Additionally, investors are increasingly doubling down on nurturing Europe’s life sciences research, which continues to lead the world in many fields. In the case of the Lundbeck Foundation, majority shareholder in the big pharma Lundbeck, the firm recently adjusted its strategy to increase its attention on startups in the local Danish biotech ecosystem.
“Much as we appreciate the global investing from a biotech perspective, building the industry locally gives us even more value creation over and above financial value,” explained Elling.
Another reason for the increased European biotech focus is that the costs of investing in US biotech companies are becoming too high compared to their perceived value. European companies can be an attractive alternative.
“Even some US investors have seen that they can get a much cheaper deal by simply going to Europe, so some have started to do that more than before,” noted Elling.
While hard times are on their way, Mears sees private biotech companies receiving bigger VC funding rounds than in 2018, which could ensure advanced companies can continue funding the clinical development of their treatments.
“The larger round raises are an important and welcome shift in landscape, as growth-stage European biopharma companies need significant capital and benefit from broadened, high-quality investor syndicates,” she noted.

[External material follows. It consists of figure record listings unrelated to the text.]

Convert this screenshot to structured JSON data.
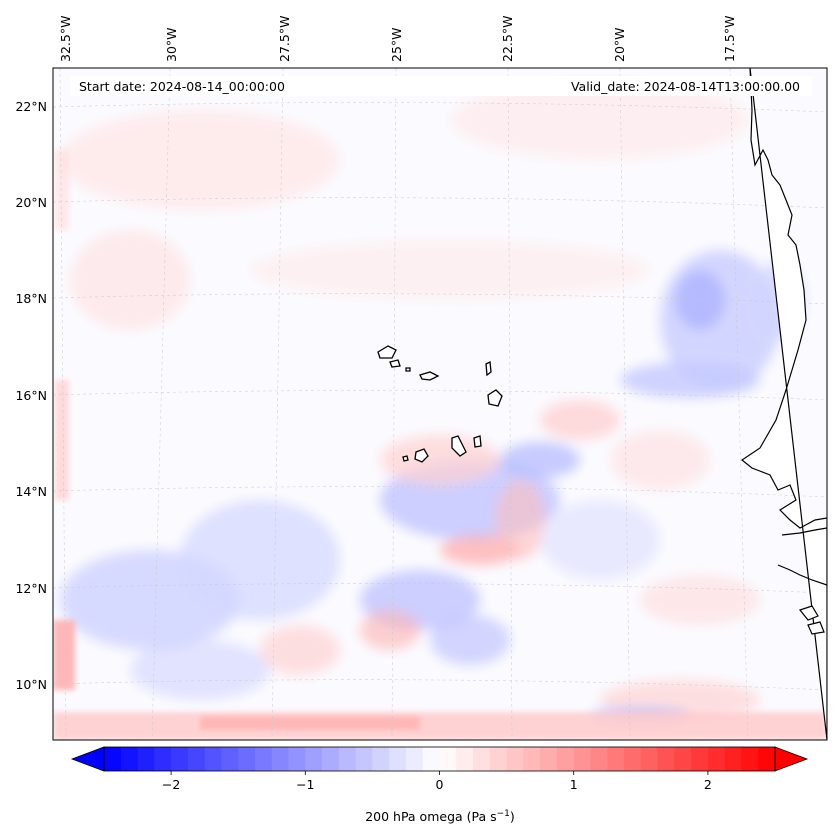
{
  "map": {
    "start_date_label": "Start date: 2024-08-14_00:00:00",
    "valid_date_label": "Valid_date: 2024-08-14T13:00:00.00",
    "lon_ticks": [
      "32.5°W",
      "30°W",
      "27.5°W",
      "25°W",
      "22.5°W",
      "20°W",
      "17.5°W"
    ],
    "lat_ticks": [
      "22°N",
      "20°N",
      "18°N",
      "16°N",
      "14°N",
      "12°N",
      "10°N"
    ],
    "extent": {
      "lon_min": -33.0,
      "lon_max": -16.0,
      "lat_min": 8.8,
      "lat_max": 22.8
    },
    "features": [
      "Cabo Verde islands",
      "West African coastline (Mauritania, Senegal, Gambia, Guinea-Bissau)"
    ]
  },
  "colorbar": {
    "tick_labels": [
      "−2",
      "−1",
      "0",
      "1",
      "2"
    ],
    "tick_values": [
      -2,
      -1,
      0,
      1,
      2
    ],
    "range": [
      -2.5,
      2.5
    ],
    "label": "200 hPa omega (Pa s",
    "label_sup": "−1",
    "label_end": ")",
    "colors": {
      "min": "#0000ff",
      "mid": "#ffffff",
      "max": "#ff0000"
    }
  }
}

Overall, VC players are poised to support their portfolio companies as they collectively brace for the difficult times ahead. Some investment firms may even be looking for opportunities created by the tumult.
“I think as far as you have the nerve and the longevity, you can play an important role in the next phase,” concluded Elling.
Disclosure: Carlyle is the largest shareholder in Inova, Labiotech’s parent company.